Hanergy, the solar power firm that mysteriously skyrocketed in value over several months and then lost $19 billion in minutes on May 20, has become exhibit one for critics worried about the excess volatility and lax regulation of Hong Kong’s stock market. The company suspended its own stock from trading that day, citing an upcoming announcement that has never come.
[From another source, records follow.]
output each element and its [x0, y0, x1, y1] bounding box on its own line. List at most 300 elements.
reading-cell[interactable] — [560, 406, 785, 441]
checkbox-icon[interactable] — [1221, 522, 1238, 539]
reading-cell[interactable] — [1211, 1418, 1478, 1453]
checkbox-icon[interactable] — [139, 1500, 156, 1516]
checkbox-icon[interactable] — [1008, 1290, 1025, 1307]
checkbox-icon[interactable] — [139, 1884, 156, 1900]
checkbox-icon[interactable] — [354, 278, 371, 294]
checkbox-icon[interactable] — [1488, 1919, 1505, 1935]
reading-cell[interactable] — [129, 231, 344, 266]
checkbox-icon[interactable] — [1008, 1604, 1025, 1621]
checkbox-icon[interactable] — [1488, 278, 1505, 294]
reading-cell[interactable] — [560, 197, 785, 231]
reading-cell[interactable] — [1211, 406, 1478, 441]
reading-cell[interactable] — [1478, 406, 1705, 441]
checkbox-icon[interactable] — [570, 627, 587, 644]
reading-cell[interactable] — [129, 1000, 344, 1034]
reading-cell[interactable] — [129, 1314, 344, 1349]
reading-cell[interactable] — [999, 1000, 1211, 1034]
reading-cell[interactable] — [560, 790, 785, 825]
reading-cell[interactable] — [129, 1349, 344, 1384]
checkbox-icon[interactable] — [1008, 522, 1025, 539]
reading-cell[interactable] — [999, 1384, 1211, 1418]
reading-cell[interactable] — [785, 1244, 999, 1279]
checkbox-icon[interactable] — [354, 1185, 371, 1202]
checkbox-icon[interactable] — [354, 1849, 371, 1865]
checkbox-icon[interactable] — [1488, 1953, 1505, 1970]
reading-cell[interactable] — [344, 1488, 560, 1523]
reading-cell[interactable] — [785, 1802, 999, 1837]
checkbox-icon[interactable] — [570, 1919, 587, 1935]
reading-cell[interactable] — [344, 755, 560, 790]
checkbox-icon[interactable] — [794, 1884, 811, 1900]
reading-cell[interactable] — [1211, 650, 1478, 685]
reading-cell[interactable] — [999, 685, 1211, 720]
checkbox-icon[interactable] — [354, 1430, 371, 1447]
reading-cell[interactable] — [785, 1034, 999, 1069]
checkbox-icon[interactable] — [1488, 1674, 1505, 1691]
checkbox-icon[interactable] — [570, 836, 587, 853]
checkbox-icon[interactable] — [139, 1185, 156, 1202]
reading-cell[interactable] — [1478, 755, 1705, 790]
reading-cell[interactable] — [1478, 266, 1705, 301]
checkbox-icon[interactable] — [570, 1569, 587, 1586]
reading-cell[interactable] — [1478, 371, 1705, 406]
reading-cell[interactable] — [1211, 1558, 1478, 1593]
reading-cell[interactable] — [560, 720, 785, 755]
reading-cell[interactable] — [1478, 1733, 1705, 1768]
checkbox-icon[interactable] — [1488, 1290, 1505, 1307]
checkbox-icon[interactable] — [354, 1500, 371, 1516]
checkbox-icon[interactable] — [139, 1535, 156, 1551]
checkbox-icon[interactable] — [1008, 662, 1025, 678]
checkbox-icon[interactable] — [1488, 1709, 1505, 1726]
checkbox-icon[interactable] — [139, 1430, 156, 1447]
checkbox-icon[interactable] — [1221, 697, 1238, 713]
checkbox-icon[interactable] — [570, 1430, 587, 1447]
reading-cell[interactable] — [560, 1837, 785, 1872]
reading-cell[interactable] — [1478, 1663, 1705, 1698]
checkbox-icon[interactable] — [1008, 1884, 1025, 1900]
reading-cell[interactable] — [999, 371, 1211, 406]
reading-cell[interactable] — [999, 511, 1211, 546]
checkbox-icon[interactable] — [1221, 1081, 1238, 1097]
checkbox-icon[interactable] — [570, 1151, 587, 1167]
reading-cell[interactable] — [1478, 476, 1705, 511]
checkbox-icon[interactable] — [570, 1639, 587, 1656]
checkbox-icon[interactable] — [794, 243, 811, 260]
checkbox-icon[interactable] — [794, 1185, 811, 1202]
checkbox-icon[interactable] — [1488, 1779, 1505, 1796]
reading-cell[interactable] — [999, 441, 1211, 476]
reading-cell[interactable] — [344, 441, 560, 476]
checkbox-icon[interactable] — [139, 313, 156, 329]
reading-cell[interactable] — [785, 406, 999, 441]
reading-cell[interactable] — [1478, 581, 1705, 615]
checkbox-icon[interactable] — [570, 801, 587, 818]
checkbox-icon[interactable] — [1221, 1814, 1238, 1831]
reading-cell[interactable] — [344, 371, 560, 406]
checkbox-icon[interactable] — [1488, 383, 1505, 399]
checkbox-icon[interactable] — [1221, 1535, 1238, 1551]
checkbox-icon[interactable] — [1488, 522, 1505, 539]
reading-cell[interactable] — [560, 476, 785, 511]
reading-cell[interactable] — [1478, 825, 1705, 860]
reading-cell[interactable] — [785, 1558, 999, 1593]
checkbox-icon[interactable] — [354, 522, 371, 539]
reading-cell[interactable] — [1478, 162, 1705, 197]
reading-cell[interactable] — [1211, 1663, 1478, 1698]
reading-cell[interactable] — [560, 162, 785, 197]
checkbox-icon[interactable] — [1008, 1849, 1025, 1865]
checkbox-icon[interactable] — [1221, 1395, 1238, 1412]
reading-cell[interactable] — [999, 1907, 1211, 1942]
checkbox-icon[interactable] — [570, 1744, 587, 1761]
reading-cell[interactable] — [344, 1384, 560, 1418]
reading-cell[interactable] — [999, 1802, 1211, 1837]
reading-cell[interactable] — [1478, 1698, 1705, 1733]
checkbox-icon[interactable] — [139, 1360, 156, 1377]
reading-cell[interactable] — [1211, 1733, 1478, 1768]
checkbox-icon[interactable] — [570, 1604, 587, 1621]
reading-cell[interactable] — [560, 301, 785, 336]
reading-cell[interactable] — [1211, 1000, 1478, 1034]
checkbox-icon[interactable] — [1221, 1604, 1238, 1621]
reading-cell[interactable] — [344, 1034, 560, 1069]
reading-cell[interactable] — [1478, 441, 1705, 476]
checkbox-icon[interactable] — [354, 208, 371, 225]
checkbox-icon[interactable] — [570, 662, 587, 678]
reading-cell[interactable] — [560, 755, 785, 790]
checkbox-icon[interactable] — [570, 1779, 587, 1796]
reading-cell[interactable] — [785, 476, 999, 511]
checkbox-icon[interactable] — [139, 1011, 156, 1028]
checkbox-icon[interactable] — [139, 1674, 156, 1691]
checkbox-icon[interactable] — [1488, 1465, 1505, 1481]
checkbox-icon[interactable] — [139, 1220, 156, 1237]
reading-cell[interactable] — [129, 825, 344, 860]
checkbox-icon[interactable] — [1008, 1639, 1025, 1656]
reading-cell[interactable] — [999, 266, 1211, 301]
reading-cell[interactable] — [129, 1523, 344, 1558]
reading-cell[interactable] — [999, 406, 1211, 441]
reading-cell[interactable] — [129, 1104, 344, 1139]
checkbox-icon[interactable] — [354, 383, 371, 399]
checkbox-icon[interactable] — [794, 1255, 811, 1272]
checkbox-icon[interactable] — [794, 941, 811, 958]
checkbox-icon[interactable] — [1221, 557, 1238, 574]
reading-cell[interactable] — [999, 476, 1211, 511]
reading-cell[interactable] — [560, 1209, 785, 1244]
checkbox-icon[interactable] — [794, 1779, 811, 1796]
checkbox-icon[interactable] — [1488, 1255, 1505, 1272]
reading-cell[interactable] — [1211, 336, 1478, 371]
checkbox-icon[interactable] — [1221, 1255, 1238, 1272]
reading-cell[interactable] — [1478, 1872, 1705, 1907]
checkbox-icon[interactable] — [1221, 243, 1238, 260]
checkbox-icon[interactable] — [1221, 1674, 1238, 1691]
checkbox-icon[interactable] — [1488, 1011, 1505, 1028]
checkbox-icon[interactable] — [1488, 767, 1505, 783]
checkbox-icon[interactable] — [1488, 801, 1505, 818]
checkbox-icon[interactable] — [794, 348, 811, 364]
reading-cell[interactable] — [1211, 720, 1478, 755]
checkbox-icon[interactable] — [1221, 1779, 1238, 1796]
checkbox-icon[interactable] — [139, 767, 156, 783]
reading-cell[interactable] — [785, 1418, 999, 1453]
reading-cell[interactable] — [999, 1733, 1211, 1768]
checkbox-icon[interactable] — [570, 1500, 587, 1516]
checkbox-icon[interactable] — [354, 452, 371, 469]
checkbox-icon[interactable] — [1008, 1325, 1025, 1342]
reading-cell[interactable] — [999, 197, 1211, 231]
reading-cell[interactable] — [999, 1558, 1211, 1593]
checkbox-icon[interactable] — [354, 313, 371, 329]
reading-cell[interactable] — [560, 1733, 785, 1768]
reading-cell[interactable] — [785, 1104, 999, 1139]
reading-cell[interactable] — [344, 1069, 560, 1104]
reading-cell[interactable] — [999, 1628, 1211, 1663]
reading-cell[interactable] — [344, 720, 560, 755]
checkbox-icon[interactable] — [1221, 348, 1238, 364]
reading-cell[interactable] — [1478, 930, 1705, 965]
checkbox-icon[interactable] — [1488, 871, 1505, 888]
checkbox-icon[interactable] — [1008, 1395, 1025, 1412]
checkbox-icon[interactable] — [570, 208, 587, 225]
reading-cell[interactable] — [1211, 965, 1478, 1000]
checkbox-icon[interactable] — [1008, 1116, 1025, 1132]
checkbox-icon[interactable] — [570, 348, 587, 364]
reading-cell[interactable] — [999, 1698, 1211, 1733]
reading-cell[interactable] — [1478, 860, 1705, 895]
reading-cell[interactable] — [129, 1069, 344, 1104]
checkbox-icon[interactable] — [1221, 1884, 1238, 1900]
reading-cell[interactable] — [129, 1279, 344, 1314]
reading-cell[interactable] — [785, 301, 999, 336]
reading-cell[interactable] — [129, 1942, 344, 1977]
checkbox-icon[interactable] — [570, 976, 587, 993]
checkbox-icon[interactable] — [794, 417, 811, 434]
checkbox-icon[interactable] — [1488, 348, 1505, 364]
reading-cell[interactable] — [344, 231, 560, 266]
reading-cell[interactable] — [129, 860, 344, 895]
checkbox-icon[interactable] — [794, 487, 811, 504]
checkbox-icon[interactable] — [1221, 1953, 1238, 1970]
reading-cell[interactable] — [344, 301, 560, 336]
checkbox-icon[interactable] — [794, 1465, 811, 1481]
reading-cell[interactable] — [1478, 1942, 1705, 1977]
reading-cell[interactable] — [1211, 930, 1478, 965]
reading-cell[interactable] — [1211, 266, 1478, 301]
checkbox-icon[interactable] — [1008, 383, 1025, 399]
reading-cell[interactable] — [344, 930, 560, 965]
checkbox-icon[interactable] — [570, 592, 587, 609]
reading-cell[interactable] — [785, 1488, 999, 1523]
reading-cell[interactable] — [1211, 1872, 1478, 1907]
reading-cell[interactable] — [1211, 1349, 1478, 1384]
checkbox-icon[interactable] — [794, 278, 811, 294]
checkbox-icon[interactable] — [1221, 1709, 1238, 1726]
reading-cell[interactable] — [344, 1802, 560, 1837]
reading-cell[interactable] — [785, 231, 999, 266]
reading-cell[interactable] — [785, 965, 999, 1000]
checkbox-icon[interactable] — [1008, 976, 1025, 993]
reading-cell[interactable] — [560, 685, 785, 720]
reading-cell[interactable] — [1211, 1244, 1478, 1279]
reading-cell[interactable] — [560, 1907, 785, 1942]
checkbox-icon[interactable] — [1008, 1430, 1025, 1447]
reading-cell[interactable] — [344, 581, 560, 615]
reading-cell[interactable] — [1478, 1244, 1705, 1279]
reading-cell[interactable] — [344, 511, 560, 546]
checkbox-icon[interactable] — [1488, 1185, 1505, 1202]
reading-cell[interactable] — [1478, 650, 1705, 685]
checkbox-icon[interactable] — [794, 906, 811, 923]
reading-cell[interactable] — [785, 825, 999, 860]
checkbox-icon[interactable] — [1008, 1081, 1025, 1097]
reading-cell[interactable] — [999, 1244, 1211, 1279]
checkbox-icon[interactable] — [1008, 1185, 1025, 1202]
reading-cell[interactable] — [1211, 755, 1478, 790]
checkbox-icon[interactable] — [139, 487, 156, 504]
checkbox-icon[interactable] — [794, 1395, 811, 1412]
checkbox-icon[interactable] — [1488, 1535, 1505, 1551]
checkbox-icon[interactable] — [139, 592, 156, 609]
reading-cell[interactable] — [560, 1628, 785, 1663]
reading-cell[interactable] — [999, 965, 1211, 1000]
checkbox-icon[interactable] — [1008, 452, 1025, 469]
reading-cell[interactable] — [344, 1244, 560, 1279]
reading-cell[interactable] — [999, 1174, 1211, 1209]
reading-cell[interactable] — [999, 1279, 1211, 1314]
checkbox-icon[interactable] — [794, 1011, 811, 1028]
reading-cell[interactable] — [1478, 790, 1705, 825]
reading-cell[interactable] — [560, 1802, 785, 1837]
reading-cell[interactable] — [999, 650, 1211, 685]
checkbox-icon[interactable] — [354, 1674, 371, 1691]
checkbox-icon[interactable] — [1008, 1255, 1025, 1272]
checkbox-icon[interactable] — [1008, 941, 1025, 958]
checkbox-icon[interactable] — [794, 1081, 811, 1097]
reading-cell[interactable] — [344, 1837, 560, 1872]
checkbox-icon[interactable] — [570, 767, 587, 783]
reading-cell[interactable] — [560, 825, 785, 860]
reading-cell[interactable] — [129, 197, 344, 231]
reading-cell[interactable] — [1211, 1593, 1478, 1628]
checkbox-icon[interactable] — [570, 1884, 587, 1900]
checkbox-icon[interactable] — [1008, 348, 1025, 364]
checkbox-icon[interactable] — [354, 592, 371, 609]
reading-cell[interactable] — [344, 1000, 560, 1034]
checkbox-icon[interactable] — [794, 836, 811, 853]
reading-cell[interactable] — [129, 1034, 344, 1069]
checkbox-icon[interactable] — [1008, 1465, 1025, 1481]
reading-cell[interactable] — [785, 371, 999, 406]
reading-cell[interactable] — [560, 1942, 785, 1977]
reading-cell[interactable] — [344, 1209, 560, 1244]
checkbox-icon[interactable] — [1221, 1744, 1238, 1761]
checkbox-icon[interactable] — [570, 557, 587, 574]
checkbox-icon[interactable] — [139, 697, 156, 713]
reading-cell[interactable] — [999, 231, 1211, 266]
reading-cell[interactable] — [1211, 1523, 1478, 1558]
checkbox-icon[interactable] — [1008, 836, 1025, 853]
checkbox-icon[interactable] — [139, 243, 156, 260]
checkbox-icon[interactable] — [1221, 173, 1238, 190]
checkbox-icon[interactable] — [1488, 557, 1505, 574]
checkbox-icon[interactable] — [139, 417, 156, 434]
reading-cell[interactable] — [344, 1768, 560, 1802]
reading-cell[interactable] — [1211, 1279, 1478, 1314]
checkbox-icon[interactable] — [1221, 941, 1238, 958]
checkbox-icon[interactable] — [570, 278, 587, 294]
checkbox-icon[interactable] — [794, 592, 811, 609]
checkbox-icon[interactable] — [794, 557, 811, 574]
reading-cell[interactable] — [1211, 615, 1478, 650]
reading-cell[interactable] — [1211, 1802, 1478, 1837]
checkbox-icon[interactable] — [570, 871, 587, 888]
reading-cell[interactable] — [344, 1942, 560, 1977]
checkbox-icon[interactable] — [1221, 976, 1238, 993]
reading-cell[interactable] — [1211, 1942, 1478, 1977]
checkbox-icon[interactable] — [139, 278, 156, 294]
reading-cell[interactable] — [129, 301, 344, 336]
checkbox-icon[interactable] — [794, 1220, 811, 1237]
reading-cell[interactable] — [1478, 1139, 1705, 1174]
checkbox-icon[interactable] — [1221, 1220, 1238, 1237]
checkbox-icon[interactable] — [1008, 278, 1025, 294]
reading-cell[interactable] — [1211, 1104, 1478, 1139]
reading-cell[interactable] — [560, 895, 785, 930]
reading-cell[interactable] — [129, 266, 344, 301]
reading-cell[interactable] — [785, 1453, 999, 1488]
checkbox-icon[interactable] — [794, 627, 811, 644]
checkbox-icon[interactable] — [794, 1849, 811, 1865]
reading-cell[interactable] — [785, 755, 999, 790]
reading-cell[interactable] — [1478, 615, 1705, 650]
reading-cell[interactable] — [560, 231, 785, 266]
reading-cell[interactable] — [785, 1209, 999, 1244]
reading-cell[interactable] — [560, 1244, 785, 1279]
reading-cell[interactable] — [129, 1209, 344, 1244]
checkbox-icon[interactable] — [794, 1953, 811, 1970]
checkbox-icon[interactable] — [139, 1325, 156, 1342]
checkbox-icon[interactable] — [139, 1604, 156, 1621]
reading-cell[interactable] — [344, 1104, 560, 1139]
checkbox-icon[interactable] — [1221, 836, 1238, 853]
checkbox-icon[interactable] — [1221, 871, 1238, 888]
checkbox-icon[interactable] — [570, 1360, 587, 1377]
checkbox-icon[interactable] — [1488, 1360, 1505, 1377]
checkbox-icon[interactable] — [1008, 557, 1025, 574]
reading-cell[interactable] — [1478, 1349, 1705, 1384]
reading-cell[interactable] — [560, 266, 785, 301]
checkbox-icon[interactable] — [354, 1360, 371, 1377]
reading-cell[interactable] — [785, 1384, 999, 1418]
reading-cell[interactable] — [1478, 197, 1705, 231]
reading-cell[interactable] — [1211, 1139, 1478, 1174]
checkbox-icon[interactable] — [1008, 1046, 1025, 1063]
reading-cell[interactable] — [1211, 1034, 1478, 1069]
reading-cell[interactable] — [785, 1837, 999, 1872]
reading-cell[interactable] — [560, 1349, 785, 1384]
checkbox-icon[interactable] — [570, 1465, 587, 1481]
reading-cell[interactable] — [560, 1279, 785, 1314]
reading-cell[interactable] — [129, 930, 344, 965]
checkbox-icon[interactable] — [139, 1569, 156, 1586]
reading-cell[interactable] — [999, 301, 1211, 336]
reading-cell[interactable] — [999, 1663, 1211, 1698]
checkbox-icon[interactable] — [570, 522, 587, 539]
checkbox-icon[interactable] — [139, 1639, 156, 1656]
It is unclear whether Hanergy’s shares will ever trade again. One Hong Kong securities lawyer who works on criminal cases told Bloomberg he had “never come across a case like this before,” and that the regulatory announcement appeared to be the first step in a criminal prosecution. Some value could may be salvaged for investors, though—after Hontex International Holdings’ shares were halted by Hong Kong regulators, the firm was ordered to buy back minority investors’ stakes, the Wall Street Journal noted (paywall).

While founder and chairman Li He Jun owns the lion’s share of the company—80.5% worth $16.9 billion as of May 20—institutional investors including the giant US teachers’ pension TIAA-CREF, a Quebec civil servants pension, Vanguard and other fund managers are holding hundreds of millions of shares, worth billions of dollars:

These investors likely amassed these stakes because of their exposure to exchange-traded-funds, or ETFs, which use indexes to guide investments, rather than picking individual stocks, as Reuters explained in May.

Investment giant BlackRock is the most exposed, with about $470 million worth of equity held through various funds:

Huge fund managers and the investors that are their clients are not likely to feel a direct hit from the Hanergy loss. To put this in context: BlackRock has nearly $5 trillion in assets under management, and the Quebec civil servants pension, CDPQ, has $226 billion. But the high-profile investigation of Hanergy is sure to add to the gathering questions about investing on Hong Kong and mainland China’s stock markets.